I just did my second vehicle yesterday with D300. And it was actually the first time I went straight to D301. It was my nieces car and she's a college student, so it didn't need to have the ultimate gloss or anything. It was quite swirled, though, with 70k miles on it and I talked her into getting a nearly-new finish. Turned out great!
My experience thus far with D300 has been on two GM vehicles (Suburban, Saturn Aura) and a 5-yr-old repaint. With 6 section passes (4 heavier, 2 lighter) and slow arm speed, I was able to remove all defects except some deeper water spot etchings and RIDS that were hard to see on the metallic paint on the Aura.
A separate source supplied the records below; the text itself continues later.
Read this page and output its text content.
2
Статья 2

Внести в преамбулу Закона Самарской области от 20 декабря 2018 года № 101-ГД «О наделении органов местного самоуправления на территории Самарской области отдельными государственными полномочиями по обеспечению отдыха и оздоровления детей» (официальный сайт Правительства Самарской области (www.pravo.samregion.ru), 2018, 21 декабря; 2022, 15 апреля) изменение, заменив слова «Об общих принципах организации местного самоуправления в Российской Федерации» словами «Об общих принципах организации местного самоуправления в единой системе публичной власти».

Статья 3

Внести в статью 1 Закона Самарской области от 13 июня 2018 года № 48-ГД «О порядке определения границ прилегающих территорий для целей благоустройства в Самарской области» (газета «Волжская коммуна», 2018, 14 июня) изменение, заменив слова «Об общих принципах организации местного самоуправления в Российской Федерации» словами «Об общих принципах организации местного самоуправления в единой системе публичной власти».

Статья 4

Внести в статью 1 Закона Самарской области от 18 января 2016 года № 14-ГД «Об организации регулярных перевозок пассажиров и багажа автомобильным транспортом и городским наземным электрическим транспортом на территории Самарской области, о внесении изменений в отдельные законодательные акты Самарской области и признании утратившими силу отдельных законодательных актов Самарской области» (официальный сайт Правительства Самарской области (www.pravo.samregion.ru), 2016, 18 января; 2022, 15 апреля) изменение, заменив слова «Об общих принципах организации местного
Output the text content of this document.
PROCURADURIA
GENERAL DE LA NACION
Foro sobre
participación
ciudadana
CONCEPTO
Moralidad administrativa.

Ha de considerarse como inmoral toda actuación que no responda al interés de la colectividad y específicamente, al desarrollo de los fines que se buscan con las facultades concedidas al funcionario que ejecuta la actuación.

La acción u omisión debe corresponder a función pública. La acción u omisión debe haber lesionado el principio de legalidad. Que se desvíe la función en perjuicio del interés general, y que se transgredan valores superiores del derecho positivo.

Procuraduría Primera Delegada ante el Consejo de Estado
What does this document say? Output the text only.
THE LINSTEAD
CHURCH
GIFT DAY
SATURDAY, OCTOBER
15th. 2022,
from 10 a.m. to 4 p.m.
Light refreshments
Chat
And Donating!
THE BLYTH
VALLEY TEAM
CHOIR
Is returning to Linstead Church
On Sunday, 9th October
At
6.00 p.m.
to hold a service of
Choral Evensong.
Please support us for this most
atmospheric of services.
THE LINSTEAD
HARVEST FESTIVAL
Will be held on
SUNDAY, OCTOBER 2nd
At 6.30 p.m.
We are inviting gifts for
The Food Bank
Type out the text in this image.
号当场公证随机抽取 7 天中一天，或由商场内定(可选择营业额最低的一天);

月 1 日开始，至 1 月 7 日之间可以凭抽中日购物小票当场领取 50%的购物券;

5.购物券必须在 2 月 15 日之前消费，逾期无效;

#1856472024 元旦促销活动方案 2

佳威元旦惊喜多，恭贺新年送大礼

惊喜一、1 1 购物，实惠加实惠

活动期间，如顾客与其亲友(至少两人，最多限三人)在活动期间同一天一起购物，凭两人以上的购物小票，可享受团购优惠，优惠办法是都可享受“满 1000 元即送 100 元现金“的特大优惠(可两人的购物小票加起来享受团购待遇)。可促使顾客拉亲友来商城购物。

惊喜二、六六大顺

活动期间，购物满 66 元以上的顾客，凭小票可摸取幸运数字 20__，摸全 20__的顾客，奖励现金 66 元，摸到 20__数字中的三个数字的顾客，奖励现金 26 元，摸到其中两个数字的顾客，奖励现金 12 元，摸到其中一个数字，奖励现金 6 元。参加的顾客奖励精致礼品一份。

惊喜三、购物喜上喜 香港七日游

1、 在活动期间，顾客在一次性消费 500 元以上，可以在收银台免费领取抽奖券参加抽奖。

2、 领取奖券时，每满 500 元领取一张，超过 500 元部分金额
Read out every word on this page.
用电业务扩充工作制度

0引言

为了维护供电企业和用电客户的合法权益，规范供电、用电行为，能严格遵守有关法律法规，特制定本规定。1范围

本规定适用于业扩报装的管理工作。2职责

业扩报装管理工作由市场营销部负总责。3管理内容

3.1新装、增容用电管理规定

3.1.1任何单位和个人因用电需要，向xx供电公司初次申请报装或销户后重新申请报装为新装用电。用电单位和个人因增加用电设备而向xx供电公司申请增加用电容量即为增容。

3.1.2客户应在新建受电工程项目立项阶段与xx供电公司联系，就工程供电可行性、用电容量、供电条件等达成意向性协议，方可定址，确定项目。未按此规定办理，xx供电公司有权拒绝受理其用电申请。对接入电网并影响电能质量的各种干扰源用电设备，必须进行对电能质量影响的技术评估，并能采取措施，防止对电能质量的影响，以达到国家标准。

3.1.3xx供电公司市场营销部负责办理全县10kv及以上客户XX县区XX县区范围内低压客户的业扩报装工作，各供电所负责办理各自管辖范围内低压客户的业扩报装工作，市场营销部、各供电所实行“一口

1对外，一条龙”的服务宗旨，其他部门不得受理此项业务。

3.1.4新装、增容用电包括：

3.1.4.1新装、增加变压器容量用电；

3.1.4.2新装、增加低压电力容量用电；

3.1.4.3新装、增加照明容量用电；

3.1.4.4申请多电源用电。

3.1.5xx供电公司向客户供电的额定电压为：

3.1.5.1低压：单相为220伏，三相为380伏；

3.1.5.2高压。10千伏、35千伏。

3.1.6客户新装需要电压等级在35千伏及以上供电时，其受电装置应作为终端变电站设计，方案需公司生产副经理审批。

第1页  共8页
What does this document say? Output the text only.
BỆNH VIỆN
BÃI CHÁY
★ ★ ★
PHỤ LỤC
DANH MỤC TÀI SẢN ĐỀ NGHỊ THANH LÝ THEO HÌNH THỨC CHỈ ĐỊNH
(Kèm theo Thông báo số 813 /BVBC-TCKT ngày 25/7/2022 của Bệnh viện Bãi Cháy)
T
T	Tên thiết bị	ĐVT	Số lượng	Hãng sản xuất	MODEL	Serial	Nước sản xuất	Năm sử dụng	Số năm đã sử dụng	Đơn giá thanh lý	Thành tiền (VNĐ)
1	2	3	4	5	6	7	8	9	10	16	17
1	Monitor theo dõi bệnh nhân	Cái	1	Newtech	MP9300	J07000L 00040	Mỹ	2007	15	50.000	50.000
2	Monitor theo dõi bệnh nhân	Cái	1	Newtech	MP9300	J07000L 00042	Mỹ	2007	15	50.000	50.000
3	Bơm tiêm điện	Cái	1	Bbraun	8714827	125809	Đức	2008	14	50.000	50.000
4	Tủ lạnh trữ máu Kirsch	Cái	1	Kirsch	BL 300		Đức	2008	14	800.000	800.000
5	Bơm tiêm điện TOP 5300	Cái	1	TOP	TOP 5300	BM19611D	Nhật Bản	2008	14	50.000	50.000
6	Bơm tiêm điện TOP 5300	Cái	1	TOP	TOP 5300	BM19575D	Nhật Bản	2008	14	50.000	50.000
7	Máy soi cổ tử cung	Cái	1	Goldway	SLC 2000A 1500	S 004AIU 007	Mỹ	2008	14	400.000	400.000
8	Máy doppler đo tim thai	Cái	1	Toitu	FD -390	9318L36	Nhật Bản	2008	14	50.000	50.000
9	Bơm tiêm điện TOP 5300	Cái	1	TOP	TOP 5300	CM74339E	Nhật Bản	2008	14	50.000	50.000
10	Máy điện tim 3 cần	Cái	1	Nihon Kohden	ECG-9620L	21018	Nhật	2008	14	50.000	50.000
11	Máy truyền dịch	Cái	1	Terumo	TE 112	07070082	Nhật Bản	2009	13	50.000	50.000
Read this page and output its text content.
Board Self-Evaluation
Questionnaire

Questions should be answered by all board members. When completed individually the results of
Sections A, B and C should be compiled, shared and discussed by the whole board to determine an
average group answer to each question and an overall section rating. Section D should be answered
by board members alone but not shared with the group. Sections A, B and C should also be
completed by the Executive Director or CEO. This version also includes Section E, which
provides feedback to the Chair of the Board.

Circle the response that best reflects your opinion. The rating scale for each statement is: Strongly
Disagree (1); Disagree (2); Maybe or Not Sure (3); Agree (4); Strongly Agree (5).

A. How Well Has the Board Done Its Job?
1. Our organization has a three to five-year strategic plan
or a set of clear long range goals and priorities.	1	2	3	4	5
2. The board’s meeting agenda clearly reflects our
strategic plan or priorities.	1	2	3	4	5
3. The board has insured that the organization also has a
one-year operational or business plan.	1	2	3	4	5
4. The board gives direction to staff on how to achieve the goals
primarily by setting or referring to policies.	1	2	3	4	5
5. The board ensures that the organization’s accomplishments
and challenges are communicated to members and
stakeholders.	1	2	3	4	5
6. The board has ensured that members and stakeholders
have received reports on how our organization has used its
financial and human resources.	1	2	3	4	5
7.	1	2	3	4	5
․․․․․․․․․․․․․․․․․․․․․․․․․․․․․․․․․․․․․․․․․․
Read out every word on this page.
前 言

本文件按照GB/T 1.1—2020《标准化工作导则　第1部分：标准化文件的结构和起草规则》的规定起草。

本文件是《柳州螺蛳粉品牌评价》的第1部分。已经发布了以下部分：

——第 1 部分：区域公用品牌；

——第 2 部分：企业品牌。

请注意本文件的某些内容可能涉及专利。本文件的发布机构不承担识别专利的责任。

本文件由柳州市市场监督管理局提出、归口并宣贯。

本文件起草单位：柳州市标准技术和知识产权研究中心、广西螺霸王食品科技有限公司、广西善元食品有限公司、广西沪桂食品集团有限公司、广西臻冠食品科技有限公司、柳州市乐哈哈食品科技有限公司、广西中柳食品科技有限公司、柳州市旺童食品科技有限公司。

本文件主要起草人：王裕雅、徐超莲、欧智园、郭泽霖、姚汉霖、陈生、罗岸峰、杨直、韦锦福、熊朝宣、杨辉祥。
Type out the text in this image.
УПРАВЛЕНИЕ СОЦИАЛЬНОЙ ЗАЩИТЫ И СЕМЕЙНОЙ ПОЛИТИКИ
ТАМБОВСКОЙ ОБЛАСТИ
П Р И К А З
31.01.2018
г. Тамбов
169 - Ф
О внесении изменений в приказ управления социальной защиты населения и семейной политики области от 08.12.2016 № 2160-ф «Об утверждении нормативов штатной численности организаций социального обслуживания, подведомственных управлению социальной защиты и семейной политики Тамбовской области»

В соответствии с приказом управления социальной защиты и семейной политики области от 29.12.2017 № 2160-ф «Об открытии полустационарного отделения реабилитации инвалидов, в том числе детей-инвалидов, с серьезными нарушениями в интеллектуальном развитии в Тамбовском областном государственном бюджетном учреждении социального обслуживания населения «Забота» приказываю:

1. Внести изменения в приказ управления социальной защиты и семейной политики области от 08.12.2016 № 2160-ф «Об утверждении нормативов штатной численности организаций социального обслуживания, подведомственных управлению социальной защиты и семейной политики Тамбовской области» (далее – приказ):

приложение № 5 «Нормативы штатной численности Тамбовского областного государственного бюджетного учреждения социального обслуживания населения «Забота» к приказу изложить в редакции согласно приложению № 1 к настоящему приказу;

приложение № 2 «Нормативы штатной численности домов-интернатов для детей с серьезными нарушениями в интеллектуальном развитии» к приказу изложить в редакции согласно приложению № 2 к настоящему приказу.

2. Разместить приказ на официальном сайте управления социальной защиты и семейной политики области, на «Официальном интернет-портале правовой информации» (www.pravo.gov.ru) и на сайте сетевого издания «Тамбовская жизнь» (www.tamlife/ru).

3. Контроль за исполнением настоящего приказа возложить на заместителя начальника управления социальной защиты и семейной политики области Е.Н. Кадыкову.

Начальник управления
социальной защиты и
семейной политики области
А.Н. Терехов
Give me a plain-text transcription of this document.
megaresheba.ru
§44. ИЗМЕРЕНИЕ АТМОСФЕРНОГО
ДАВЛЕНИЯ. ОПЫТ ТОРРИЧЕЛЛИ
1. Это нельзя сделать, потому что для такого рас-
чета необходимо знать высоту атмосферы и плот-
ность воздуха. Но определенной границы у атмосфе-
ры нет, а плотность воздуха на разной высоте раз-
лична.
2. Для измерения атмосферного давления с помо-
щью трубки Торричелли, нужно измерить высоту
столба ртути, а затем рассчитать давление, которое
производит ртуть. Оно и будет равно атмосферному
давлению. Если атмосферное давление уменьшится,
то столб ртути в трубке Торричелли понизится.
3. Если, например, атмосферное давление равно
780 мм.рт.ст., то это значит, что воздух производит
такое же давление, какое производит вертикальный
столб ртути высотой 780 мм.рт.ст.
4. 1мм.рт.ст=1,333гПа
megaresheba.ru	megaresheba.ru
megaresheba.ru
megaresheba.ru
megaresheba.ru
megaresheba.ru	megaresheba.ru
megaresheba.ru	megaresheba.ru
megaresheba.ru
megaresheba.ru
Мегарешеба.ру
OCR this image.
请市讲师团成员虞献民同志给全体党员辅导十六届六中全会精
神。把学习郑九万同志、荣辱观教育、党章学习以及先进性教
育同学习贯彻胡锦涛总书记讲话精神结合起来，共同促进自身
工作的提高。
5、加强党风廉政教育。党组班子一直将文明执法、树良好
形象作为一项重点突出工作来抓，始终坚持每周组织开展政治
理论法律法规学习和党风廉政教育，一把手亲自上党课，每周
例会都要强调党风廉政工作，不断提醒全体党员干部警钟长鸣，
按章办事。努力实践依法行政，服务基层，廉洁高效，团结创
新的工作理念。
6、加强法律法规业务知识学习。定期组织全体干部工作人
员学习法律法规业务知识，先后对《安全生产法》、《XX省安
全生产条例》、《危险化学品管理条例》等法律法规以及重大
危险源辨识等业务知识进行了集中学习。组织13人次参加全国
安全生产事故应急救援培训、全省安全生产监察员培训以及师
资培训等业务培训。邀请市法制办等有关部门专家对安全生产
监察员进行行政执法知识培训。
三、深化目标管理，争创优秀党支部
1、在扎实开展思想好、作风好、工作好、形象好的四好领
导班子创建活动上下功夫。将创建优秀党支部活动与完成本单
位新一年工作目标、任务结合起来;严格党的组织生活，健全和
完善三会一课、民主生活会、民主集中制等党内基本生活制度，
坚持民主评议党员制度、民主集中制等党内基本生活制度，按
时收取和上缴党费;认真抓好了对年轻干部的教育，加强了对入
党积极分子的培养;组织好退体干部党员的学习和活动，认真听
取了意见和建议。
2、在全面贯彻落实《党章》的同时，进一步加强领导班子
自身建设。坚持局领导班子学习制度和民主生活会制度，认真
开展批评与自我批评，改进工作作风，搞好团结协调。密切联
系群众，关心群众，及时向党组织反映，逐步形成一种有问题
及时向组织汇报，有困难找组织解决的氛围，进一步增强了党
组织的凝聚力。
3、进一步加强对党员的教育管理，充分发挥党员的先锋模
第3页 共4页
The paint finishes down pretty nice for a compound and has very little dusting (I use compressed air to clean it after each panel or two). I'm also able to get by with very little taping. I actually didn't have to tape anything on the Aura. This is huge, because with M105 and a more aggressive pad, I need to tape A LOT and it dusts everywhere and doesn't finish down quite as nice and may need an extra buffing step.
I'm using the D300 in an exterior package that I recommend for daily drivers where I'm not trying to get every defect out. I call it the "silver" package. It's D300, M205 and PO85RD on most vehicles, though I have several other products if those aren't ideal. I used this process on my Suburban after wet sanding it and it's unreal.
I wrecked two of my three MF cutting pads and made it over the Aura with one 6" pad. It can be done, but takes a lot of cleaning and it dusts a lot by the end. Much faster to have at least 2-3 pads!